Northern Clinical School, The University of Sydney, Sydney, Australia.
BMC Med Inform Decis Mak. 2021 Mar 8;21(1):91. doi: 10.1186/s12911-021-01441-w.
There have been few studies describing how production EMR systems can be systematically queried to identify clinically-defined populations and limited studies utilising free-text in this process. The aim of this study is to provide a generalisable methodology for constructing clinically-defined EMR-derived patient cohorts using structured and unstructured data in EMRs.
Patients with possible acute coronary syndrome (ACS) were used as an exemplar. Cardiologists defined clinical criteria for patients presenting with possible ACS. These were mapped to data tables within the production EMR system creating seven inclusion criteria comprised of structured data fields (orders and investigations, procedures, scanned electrocardiogram (ECG) images, and diagnostic codes) and unstructured clinical documentation. Data were extracted from two local health districts (LHD) in Sydney, Australia. Outcome measures included examination of the relative contribution of individual inclusion criteria to the identification of eligible encounters, comparisons between inclusion criterion and evaluation of consistency of data extracts across years and LHDs.
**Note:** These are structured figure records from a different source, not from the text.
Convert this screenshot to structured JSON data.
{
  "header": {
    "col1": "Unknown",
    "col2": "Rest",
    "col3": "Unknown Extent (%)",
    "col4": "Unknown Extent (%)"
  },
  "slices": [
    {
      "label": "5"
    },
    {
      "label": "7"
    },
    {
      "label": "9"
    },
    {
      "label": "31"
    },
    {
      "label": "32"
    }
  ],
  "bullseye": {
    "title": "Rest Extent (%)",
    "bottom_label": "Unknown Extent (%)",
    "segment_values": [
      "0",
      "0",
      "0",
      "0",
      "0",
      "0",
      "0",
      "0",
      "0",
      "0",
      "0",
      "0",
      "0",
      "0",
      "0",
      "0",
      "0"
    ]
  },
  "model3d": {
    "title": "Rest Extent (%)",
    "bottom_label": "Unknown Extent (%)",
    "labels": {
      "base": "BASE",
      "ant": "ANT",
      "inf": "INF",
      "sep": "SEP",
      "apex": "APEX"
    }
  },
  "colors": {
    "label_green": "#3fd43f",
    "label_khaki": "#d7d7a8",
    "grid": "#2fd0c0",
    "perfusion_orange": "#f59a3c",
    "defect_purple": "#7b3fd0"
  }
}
Among 802,742 encounters in a 5 year dataset (1/1/13-30/12/17), the presence of an ECG image (54.8% of encounters) and symptoms and keywords in clinical documentation (41.4-64.0%) were used most often to identify presentations of possible ACS. Orders and investigations (27.3%) and procedures (1.4%), were less often present for identified presentations. Relevant ICD-10/SNOMED CT codes were present for 3.7% of identified encounters. Similar trends were seen when the two LHDs were examined separately, and across years.
Clinically-defined EMR-derived cohorts combining structured and unstructured data during cohort identification is a necessary prerequisite for critical validation work required for development of real-time clinical decision support and learning health systems.
描述如何系统地查询生产电子病历 (EMR) 系统以识别临床定义人群的研究较少,利用这一过程中的自由文本进行的研究也有限。本研究的目的是提供一种可推广的方法,用于使用 EMR 中的结构化和非结构化数据构建临床定义的 EMR 衍生患者队列。
以可能的急性冠状动脉综合征 (ACS) 患者为例。心脏病专家为可能出现 ACS 的患者定义了临床标准。这些标准被映射到生产 EMR 系统中的数据表中,创建了七个包含结构化数据字段(医嘱和检查、程序、扫描心电图 (ECG) 图像和诊断代码)和非结构化临床文档的纳入标准。数据从澳大利亚悉尼的两个地方卫生区 (LHD) 中提取。结果测量包括检查各个纳入标准对确定合格就诊的相对贡献,以及对纳入标准的比较和对跨年份和 LHD 的数据提取的一致性的评估。
在 5 年数据集(2013 年 1 月 1 日至 2017 年 12 月 30 日)中的 802,742 次就诊中,最常用于识别可能 ACS 表现的是 ECG 图像的存在(54.8%的就诊)和临床文档中的症状和关键字(41.4-64.0%)。对于确定的表现,医嘱和检查(27.3%)和程序(1.4%)不太常见。确定的就诊中,相关的 ICD-10/SNOMED CT 代码存在 3.7%。当分别检查两个 LHD 以及跨年份时,也出现了类似的趋势。
在队列识别过程中结合结构化和非结构化数据进行临床定义的 EMR 衍生队列是开发实时临床决策支持和学习健康系统所需的关键验证工作的必要前提。